Quando non c’è nessuno intorno al bambino, il solo oggetto esteriore sono le sue mani che guarda girare, i suoi piedi che non smette di agitare o i suoi dondolamenti che innescano un vago sentimento di esistere, un evento povero. Un bambino senza l’Altro non può costruire la sua intimità perché niente è iscritto nella sua memoria. Quando l’ambiente è vuoto, lì, è una traccia di vuoto che si impregna nella sua anima, e non è un ricordo” (Traduzione a cura dell’autrice).

Un discreto numero di quei pazienti (alle prese con il dolore della mancanza di una relazione di coppia) ha riportato in terapia l’assenza di un riferimento affettivo sicuro nell’ambiente familiare in cui sono cresciuti.
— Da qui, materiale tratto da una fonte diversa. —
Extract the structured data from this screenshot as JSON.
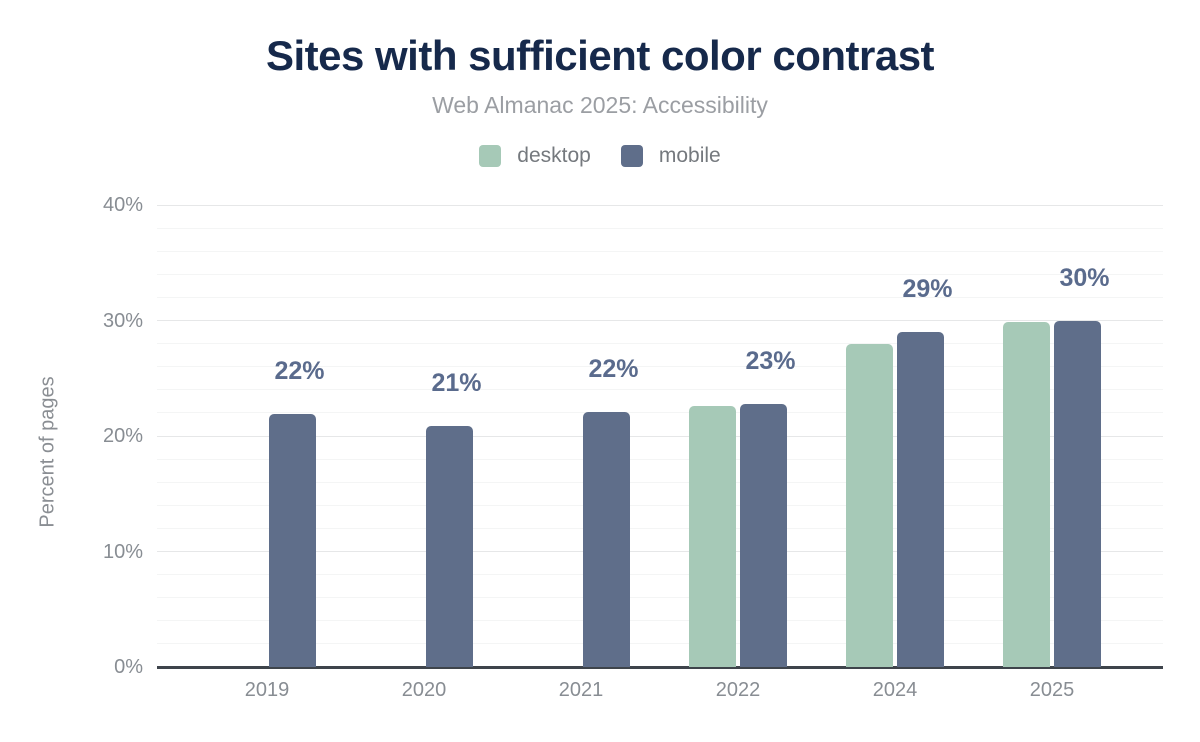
{
  "chart": {
    "title": "Sites with sufficient color contrast",
    "subtitle": "Web Almanac 2025: Accessibility",
    "ylabel": "Percent of pages"
  },
  "chart_data": {
    "type": "bar",
    "title": "Sites with sufficient color contrast",
    "subtitle": "Web Almanac 2025: Accessibility",
    "xlabel": "",
    "ylabel": "Percent of pages",
    "categories": [
      "2019",
      "2020",
      "2021",
      "2022",
      "2024",
      "2025"
    ],
    "series": [
      {
        "name": "desktop",
        "color": "#a6c9b7",
        "values": [
          null,
          null,
          null,
          22.6,
          28.0,
          29.9
        ]
      },
      {
        "name": "mobile",
        "color": "#5f6e8a",
        "values": [
          21.9,
          20.9,
          22.1,
          22.8,
          29.0,
          30.0
        ]
      }
    ],
    "data_labels": [
      "22%",
      "21%",
      "22%",
      "23%",
      "29%",
      "30%"
    ],
    "data_label_series": "mobile",
    "ylim": [
      0,
      40
    ],
    "yticks": [
      {
        "value": 0,
        "label": "0%"
      },
      {
        "value": 10,
        "label": "10%"
      },
      {
        "value": 20,
        "label": "20%"
      },
      {
        "value": 30,
        "label": "30%"
      },
      {
        "value": 40,
        "label": "40%"
      }
    ],
    "grid": {
      "orientation": "horizontal",
      "major_every": 10,
      "minor_every": 2
    },
    "legend": {
      "position": "top",
      "items": [
        {
          "label": "desktop",
          "color": "#a6c9b7"
        },
        {
          "label": "mobile",
          "color": "#5f6e8a"
        }
      ]
    }
  },
  "colors": {
    "title": "#16294b",
    "subtitle": "#9b9ea3",
    "axis_text": "#888d93",
    "data_label": "#5a6b8d",
    "axis_line": "#3e444b",
    "grid_major": "#e6e7e8",
    "grid_minor": "#f4f5f5",
    "desktop": "#a6c9b7",
    "mobile": "#5f6e8a"
  }
}
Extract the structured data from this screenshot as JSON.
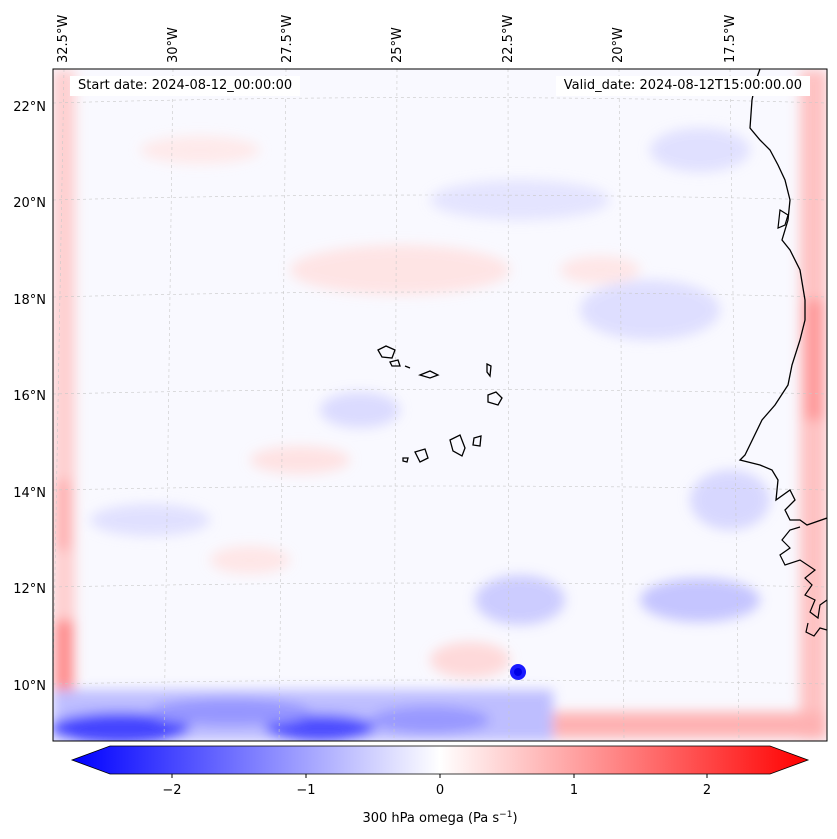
{
  "header": {
    "start_label": "Start date: 2024-08-12_00:00:00",
    "valid_label": "Valid_date: 2024-08-12T15:00:00.00"
  },
  "map": {
    "variable": "300 hPa omega",
    "lon_labels": [
      "32.5°W",
      "30°W",
      "27.5°W",
      "25°W",
      "22.5°W",
      "20°W",
      "17.5°W"
    ],
    "lat_labels": [
      "22°N",
      "20°N",
      "18°N",
      "16°N",
      "14°N",
      "12°N",
      "10°N"
    ]
  },
  "colorbar": {
    "label_main": "300 hPa omega (Pa s",
    "label_sup": "−1",
    "label_end": ")",
    "ticks": [
      "−2",
      "−1",
      "0",
      "1",
      "2"
    ],
    "min": -2.7,
    "max": 2.7,
    "low_color": "#0000ff",
    "mid_color": "#ffffff",
    "high_color": "#ff0000"
  },
  "colors": {
    "background": "#f8f8ff",
    "coastline": "#000000",
    "gridline": "#c8c8c8"
  }
}
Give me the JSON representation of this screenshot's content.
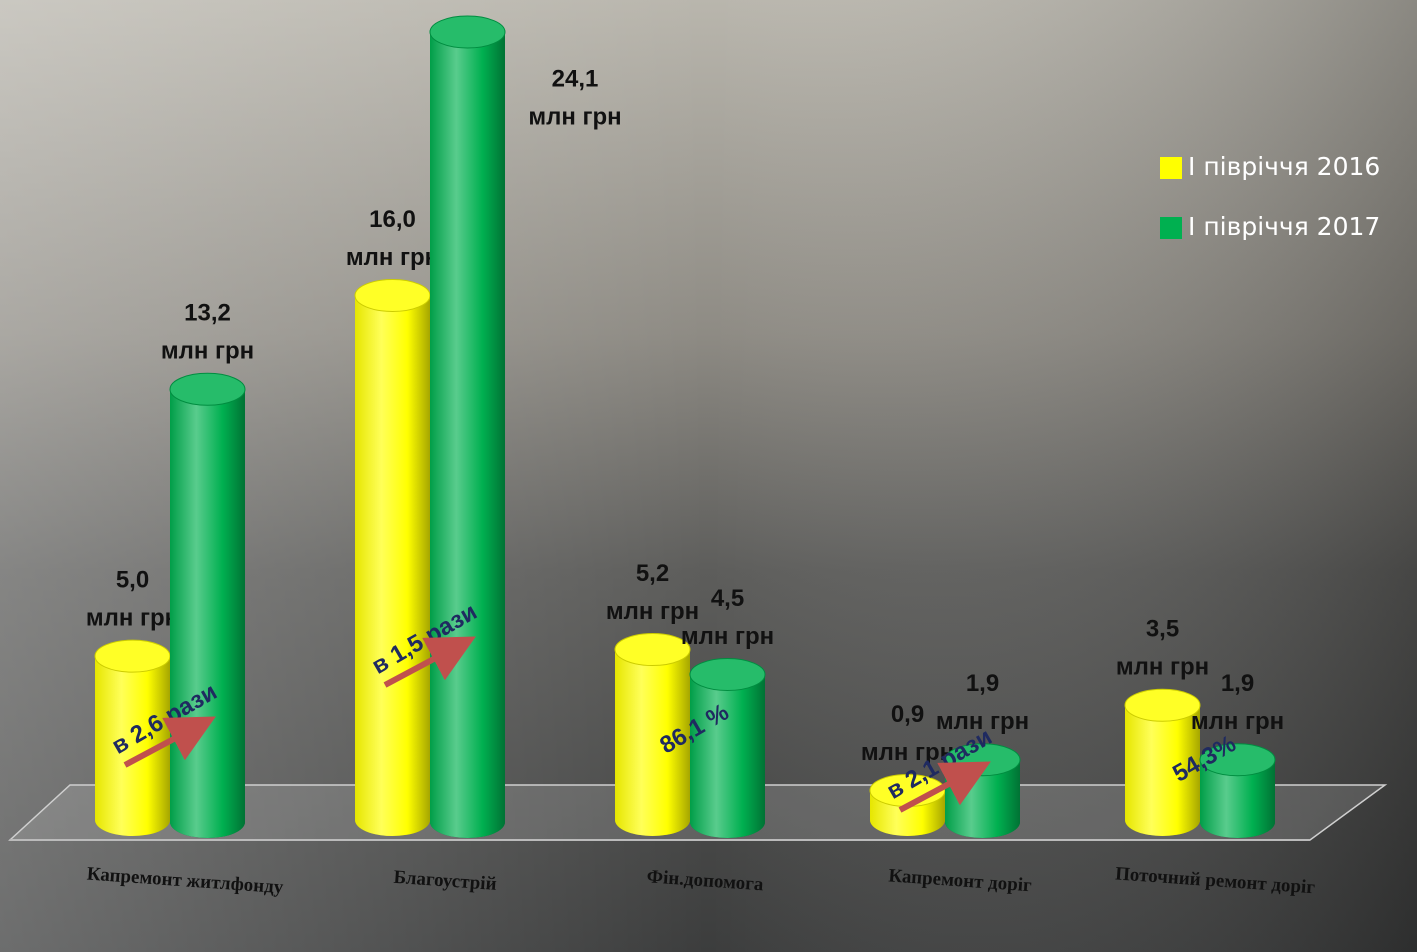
{
  "chart_data": {
    "type": "bar",
    "categories": [
      "Капремонт житлфонду",
      "Благоустрій",
      "Фін.допомога",
      "Капремонт доріг",
      "Поточний ремонт доріг"
    ],
    "series": [
      {
        "name": "І півріччя 2016",
        "color": "#ffff00",
        "values": [
          5.0,
          16.0,
          5.2,
          0.9,
          3.5
        ],
        "value_labels": [
          "5,0",
          "16,0",
          "5,2",
          "0,9",
          "3,5"
        ]
      },
      {
        "name": "І півріччя 2017",
        "color": "#00b050",
        "values": [
          13.2,
          24.1,
          4.5,
          1.9,
          1.9
        ],
        "value_labels": [
          "13,2",
          "24,1",
          "4,5",
          "1,9",
          "1,9"
        ]
      }
    ],
    "unit_label": "млн грн",
    "annotations": [
      "в 2,6 рази",
      "в 1,5 рази",
      "86,1 %",
      "в 2,1 рази",
      "54,3%"
    ],
    "legend": "right"
  }
}
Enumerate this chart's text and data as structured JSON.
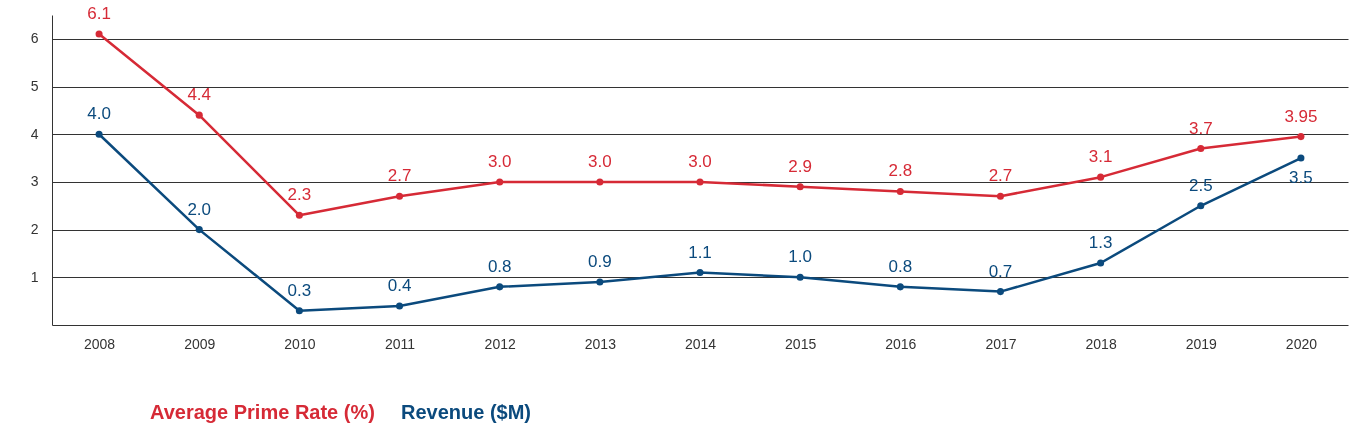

C’è una parola giapponese che ci può avvicinare alla resilienza e quindi alla capacità di trasformare un evento difficile e destabilizzante nel punto da cui partire per ristrutturare la propria vita in termini positivi.

Si tratta del “Kintsugi” o “Kintsukuroi”: l’arte di riparare con l’oro (la tecnica giapponese consiste nella riparazione di un oggetto rotto, utilizzando l’oro per riempire la crepa. Le cicatrici, che così si creano, rendono l’oggetto ancor più prezioso, di quanto lo fosse in origine).

Durante la psicoterapia possiamo parimenti scoprire che le cicatrici di alcune ferite riportate nel corso della nostra esistenza, se adeguatamente accolte, elaborate ed integrate, possono mostrarci risorse vitali preziose. Il processo può essere impegnativo, tuttavia quando le persone iniziano a intravedere questa possibilità spesso hanno già scelto. E la direzione è quella del muoversi attivamente per cercare amore, serenità o forza, a partire da quello che c’è.